«Non siamo mai andati così male e non c'è neanche un posto dove dirlo», osserva Luigi Di Maio. «Le lezioni di democrazia interna da Di Maio fanno sorridere», replica Giuseppe Conte. Finita la tregua armata, i due avversari ricominciano a darsele di santa ragione. Dopo una giornata di silenzio - nessun commento sulla vittoria di Conte al Tribunale di Napoli - è Di Maio a riprendere il filo di un duello pubblico che aveva avuto il suo picco di tensione durante le ultime battute dell'elezione del Quirinale con l'impallinamento di Elisabetta Belloni. Il ministro degli Esteri convoca un punto stampa senza farlo precedere da squilli di tromba e sotto il sole di Roma picchia sull'avvocato di Volturara Appula.
E allora è vero, come dice Conte, che «noi non abbiamo mai brillato alle amministrative», ma è anche vero che «non siamo mai andati così male», sferra il primo colpo l'ex capo politico. Che assesta una staffilata dopo l'altra: «Questo succede quando l'elettorato è disorientato, non è ben consapevole di quale sia la visione». Non è colpa dei compari e dei cugini che vengono a casa a prendere il caffè, come spiegato da Conte nell'ultima conferenza stampa, il problema è di linea politica. Come, ad esempio, sulla politica estera. Il titolare della Farnesina bombarda Conte sulla collocazione internazionale dell'Italia: «Non possiamo stare nel governo e poi un giorno sì e un giorno no, per imitare Salvini, si attacca il governo». Nessuna ambiguità su Nato e Ue: «Non credo che sia opportuno assumere decisioni che di fatto disallineano l'Italia dall'alleanza Nato e dell'alleanza europea». E ancora: «L'Italia non è un Paese neutrale».
Quindi Di Maio passa alle questioni interne. Auspica un «grande sforzo di democrazia interna, più dibattito e includere più persone esterne al M5s». Di Maio attacca Conte, che aveva attribuito le difficoltà del M5s anche a «resistenze interne» sul Quirinale: «Non si può dare sempre la colpa agli altri, risalendo addirittura all'elezione del presidente della Repubblica». Poi un'altra bordata: «Lo dico a voi perché non esiste un altro posto dove poterlo dire». Si fanno sentire alcuni parlamentari vicini al ministro. «Sulla politica estera non si scherza per fare campagna elettorale», dice il deputato Sergio Battelli. «Nessuno ha voglia di fare una scissione, ma serve una svolta», spiega il senatore Primo Di Nicola all'Adnkronos.

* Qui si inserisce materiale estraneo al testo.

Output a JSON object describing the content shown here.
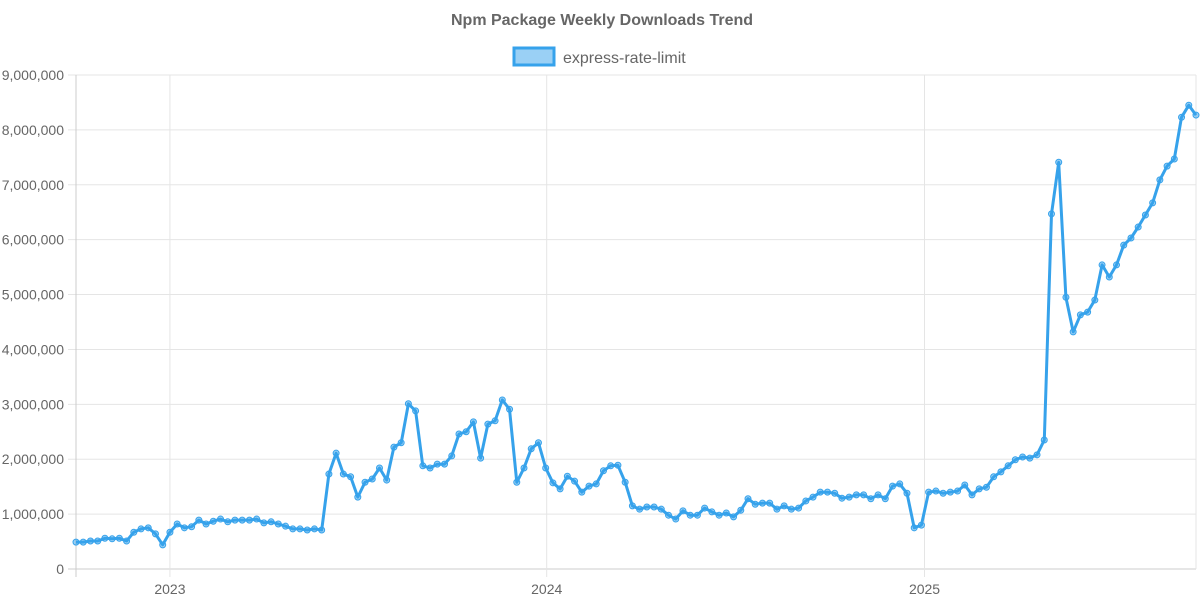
{
  "chart_data": {
    "type": "line",
    "title": "Npm Package Weekly Downloads Trend",
    "xlabel": "",
    "ylabel": "",
    "ylim": [
      0,
      9000000
    ],
    "y_ticks": [
      0,
      1000000,
      2000000,
      3000000,
      4000000,
      5000000,
      6000000,
      7000000,
      8000000,
      9000000
    ],
    "y_tick_labels": [
      "0",
      "1,000,000",
      "2,000,000",
      "3,000,000",
      "4,000,000",
      "5,000,000",
      "6,000,000",
      "7,000,000",
      "8,000,000",
      "9,000,000"
    ],
    "x_tick_labels": [
      "2023",
      "2024",
      "2025"
    ],
    "x_tick_dates": [
      "2023-01-01",
      "2024-01-01",
      "2025-01-01"
    ],
    "x_start_date": "2022-10-02",
    "x_interval_days": 7,
    "grid": true,
    "legend_position": "top",
    "colors": {
      "line": "#36a2eb",
      "fill": "rgba(54,162,235,0.5)",
      "grid": "#e5e5e5",
      "text": "#666666"
    },
    "series": [
      {
        "name": "express-rate-limit",
        "values": [
          490000,
          490000,
          510000,
          510000,
          560000,
          550000,
          560000,
          510000,
          670000,
          730000,
          750000,
          640000,
          440000,
          670000,
          820000,
          750000,
          770000,
          890000,
          820000,
          870000,
          910000,
          860000,
          890000,
          890000,
          890000,
          910000,
          840000,
          860000,
          820000,
          780000,
          730000,
          730000,
          710000,
          730000,
          710000,
          1730000,
          2110000,
          1730000,
          1680000,
          1310000,
          1580000,
          1640000,
          1840000,
          1620000,
          2220000,
          2300000,
          3010000,
          2880000,
          1880000,
          1840000,
          1910000,
          1910000,
          2060000,
          2460000,
          2500000,
          2680000,
          2020000,
          2640000,
          2700000,
          3080000,
          2910000,
          1580000,
          1840000,
          2190000,
          2300000,
          1840000,
          1570000,
          1460000,
          1690000,
          1600000,
          1400000,
          1510000,
          1550000,
          1790000,
          1880000,
          1890000,
          1580000,
          1150000,
          1090000,
          1130000,
          1130000,
          1090000,
          980000,
          910000,
          1060000,
          980000,
          980000,
          1110000,
          1040000,
          980000,
          1020000,
          950000,
          1070000,
          1280000,
          1180000,
          1200000,
          1200000,
          1090000,
          1150000,
          1090000,
          1110000,
          1240000,
          1310000,
          1400000,
          1400000,
          1380000,
          1290000,
          1310000,
          1350000,
          1350000,
          1280000,
          1350000,
          1280000,
          1510000,
          1550000,
          1380000,
          750000,
          800000,
          1400000,
          1420000,
          1380000,
          1400000,
          1420000,
          1530000,
          1350000,
          1460000,
          1490000,
          1680000,
          1770000,
          1880000,
          1990000,
          2040000,
          2020000,
          2080000,
          2350000,
          6470000,
          7410000,
          4950000,
          4320000,
          4630000,
          4680000,
          4900000,
          5540000,
          5320000,
          5540000,
          5900000,
          6030000,
          6230000,
          6450000,
          6670000,
          7090000,
          7340000,
          7470000,
          8230000,
          8450000,
          8270000
        ]
      }
    ]
  }
}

Infatti per tutto il pomeriggio, in ambienti contiani, girano voci sulla possibilità che Di Maio fondi un altro partito. Le smentite non sono perentorie. «Per me sarebbe pesante uscire dal M5s, ma non dobbiamo diventare il partito di Conte», insiste Battelli con Il Giornale.
Conte, che ha convocato per mercoledì l'assemblea congiunta di deputati e senatori, risponde: «Se Di Maio vuole fare un altro partito ce lo dirà lui». L'ex premier punta il ministro degli Esteri: «Le lezioni di democrazia interna da Di Maio fanno sorridere, perché con lui leader c'era un solo organo, il capo politico, ora invece può venire a parlare al Consiglio nazionale». Conte ribalta le accuse: «Il mio telefono non è mai squillato». E allontana le tentazioni anti-atlantiste: «Stupidaggini, non ho mai messo in discussione la collocazione atlantica ed europeista del M5s». L'avvocato provoca il rivale sui due mandati, «motivo di fibrillazione perché riguarda le sorti personali di tantissime persone, si pronunceranno tutti gli iscritti».
Ma chi è vicino a Di Maio si arrovella sul divieto di costituire correnti imposto dal leader del M5s. «Conte non vuole correnti perché non tollera il dissenso, questo atteggiamento gli è stato trasmesso da Casalino», si sfoga a taccuini chiusi un altro parlamentare fedele all'ex capo politico.